# How high do you recommend - bow tripod



## DCUnger (Jul 25, 2012)

In Edwards Co, due to low brush/cider/scrub oak limited cover?
Need to purchase and cut the legs here then haul them up there.
1st year on the property, so rushing for bow season.

Thanks for your Input! 
David


----------



## FalseCast (May 7, 2009)

10 feet


----------



## txdukklr (Jun 30, 2013)

never higher then the natural brush. Let it tell you what lengths.

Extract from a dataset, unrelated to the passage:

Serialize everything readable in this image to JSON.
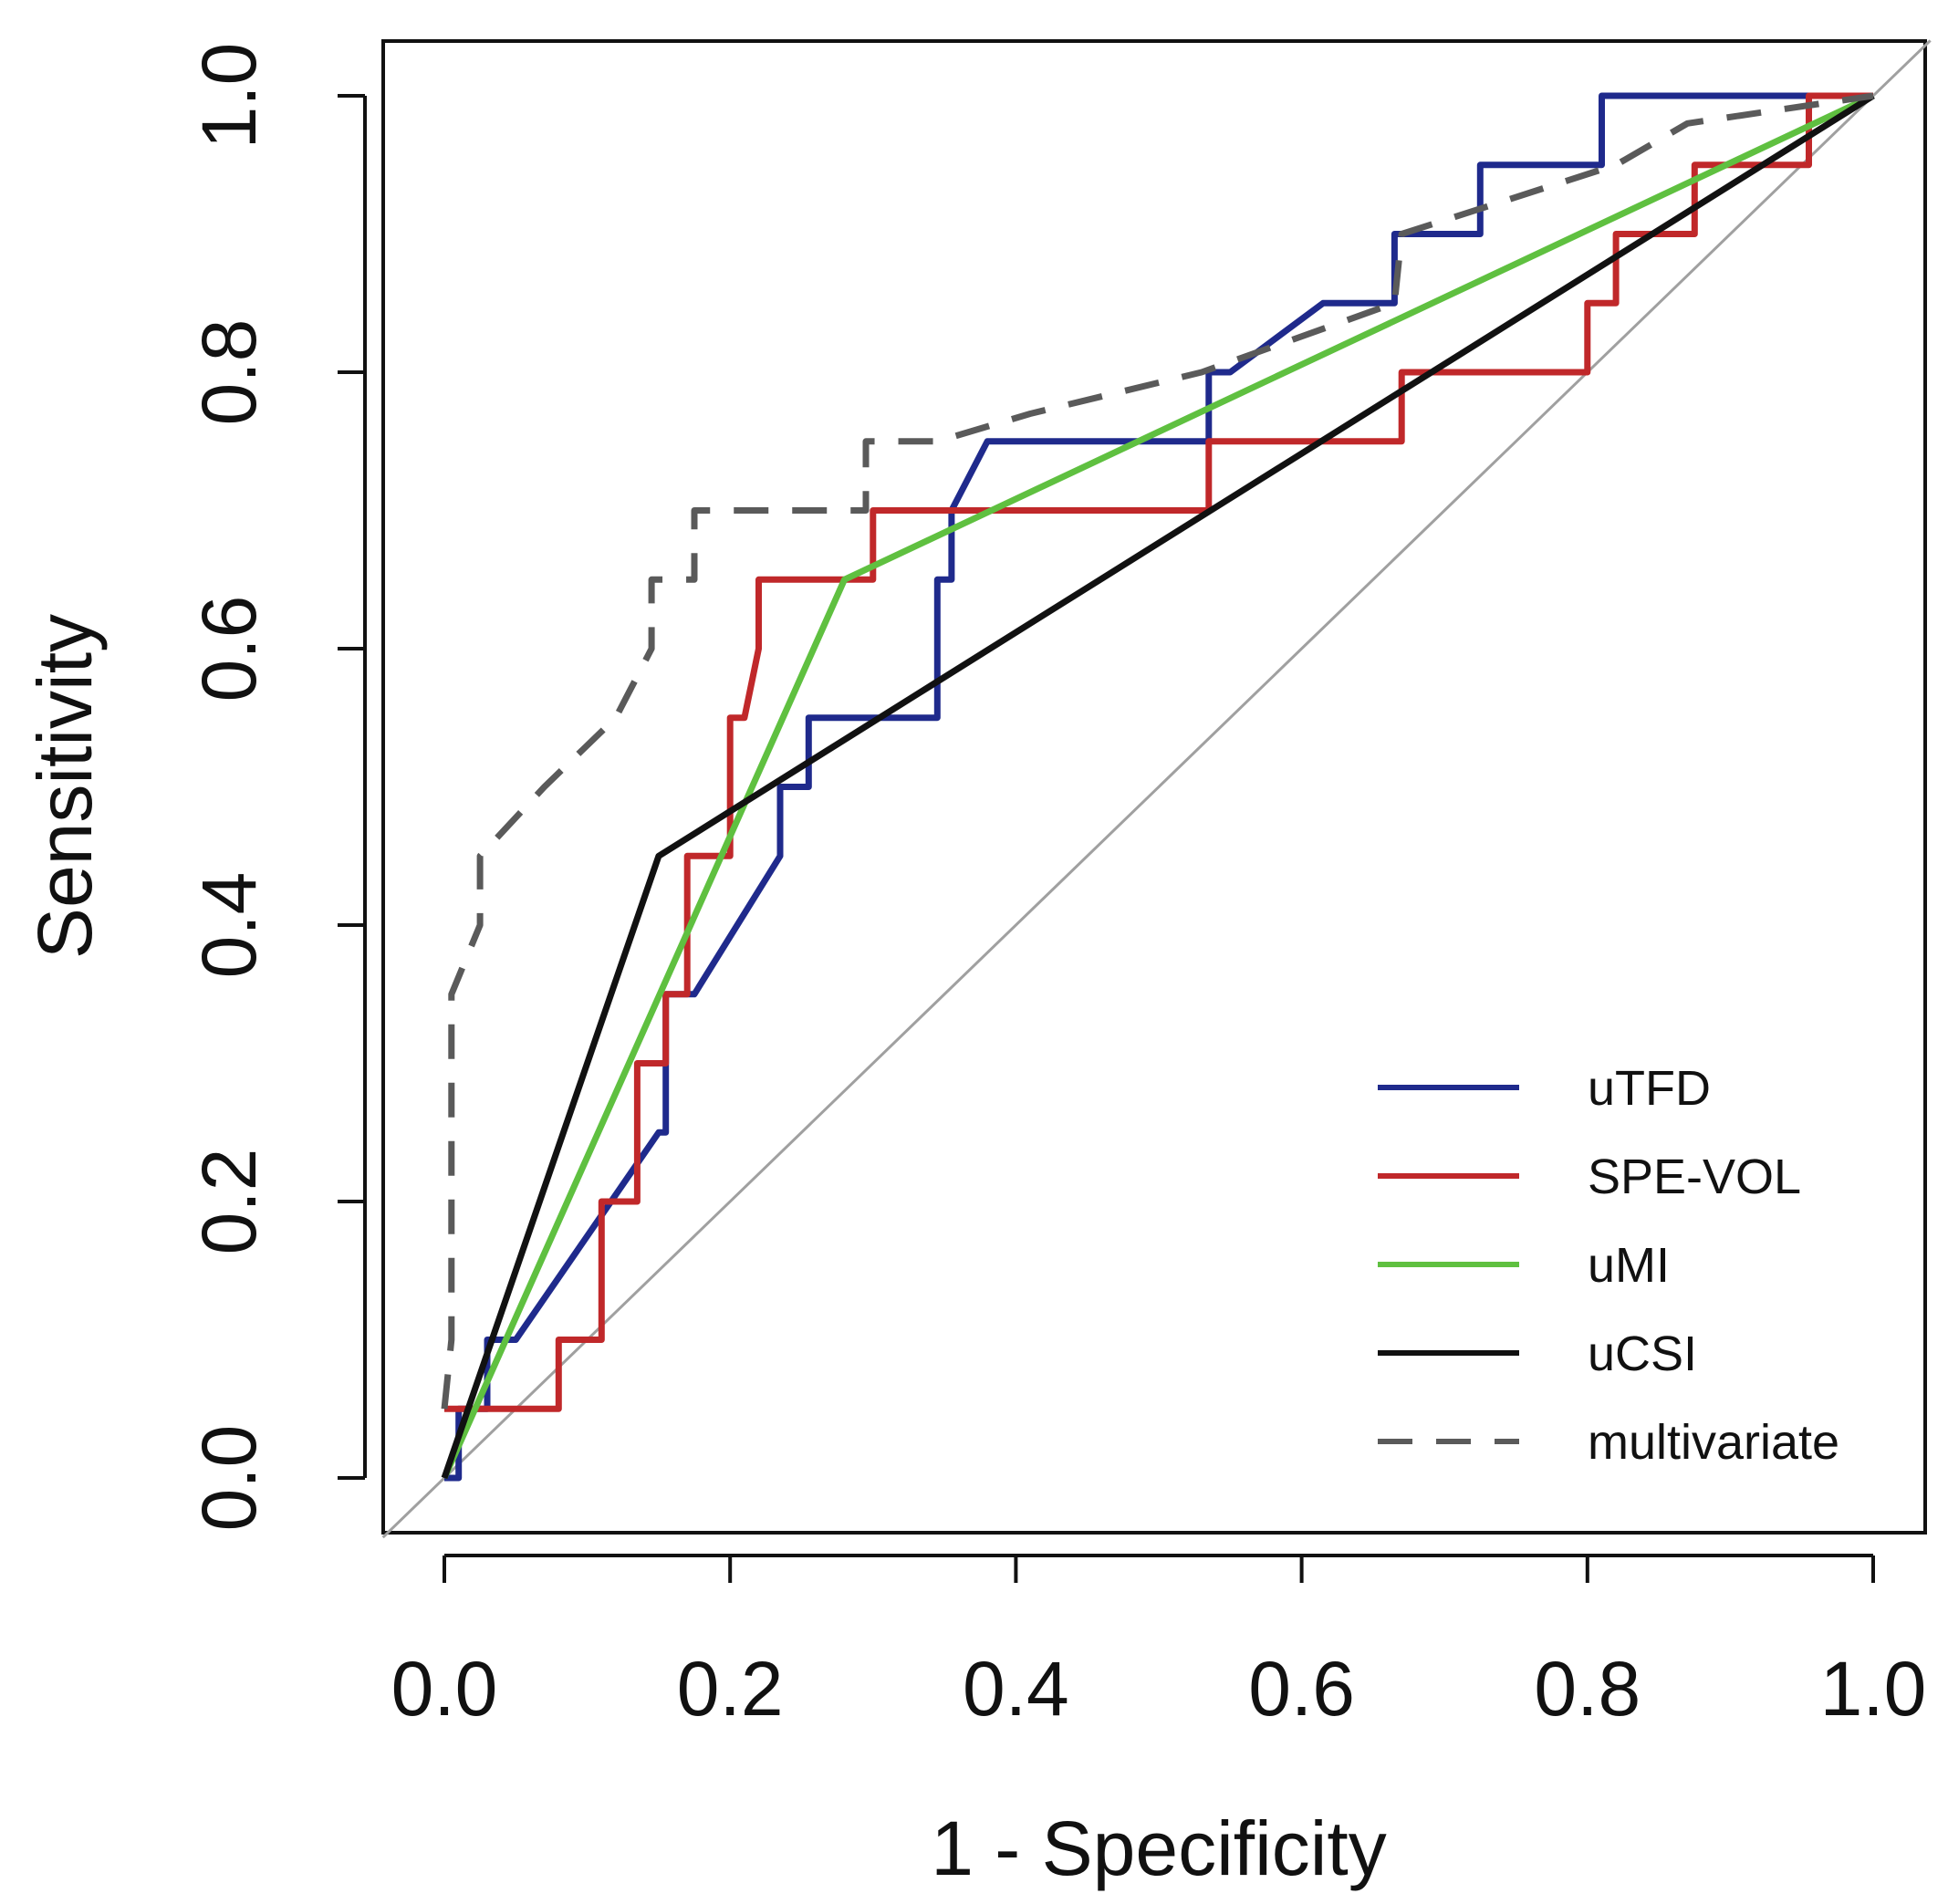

I want my head to be roughly the height of the tallest foliage and then have a back drop


----------



## txdougman (Jul 12, 2005)

txdukklr said:


> never higher then the natural brush. Let it tell you what lengths.
> 
> I want my head to be roughly the height of the tallest foliage and then have a back drop


x2.

Also:

I hunted Bracketville & Juno with various archery stands, all different heights from 5ft to 12ft. Some in cedar, some in mesquite, some ground. Some areas ya couldn't have 1 at all. Remember your prevailing wind is predom SE, and when a front blows in, ask yourself... is it N, NE,NW? You must have the wind in your favor.

Take a hacksaw w/ xtra blades!


----------



## DCUnger (Jul 25, 2012)

I am also trying to shoot over hog panels.


----------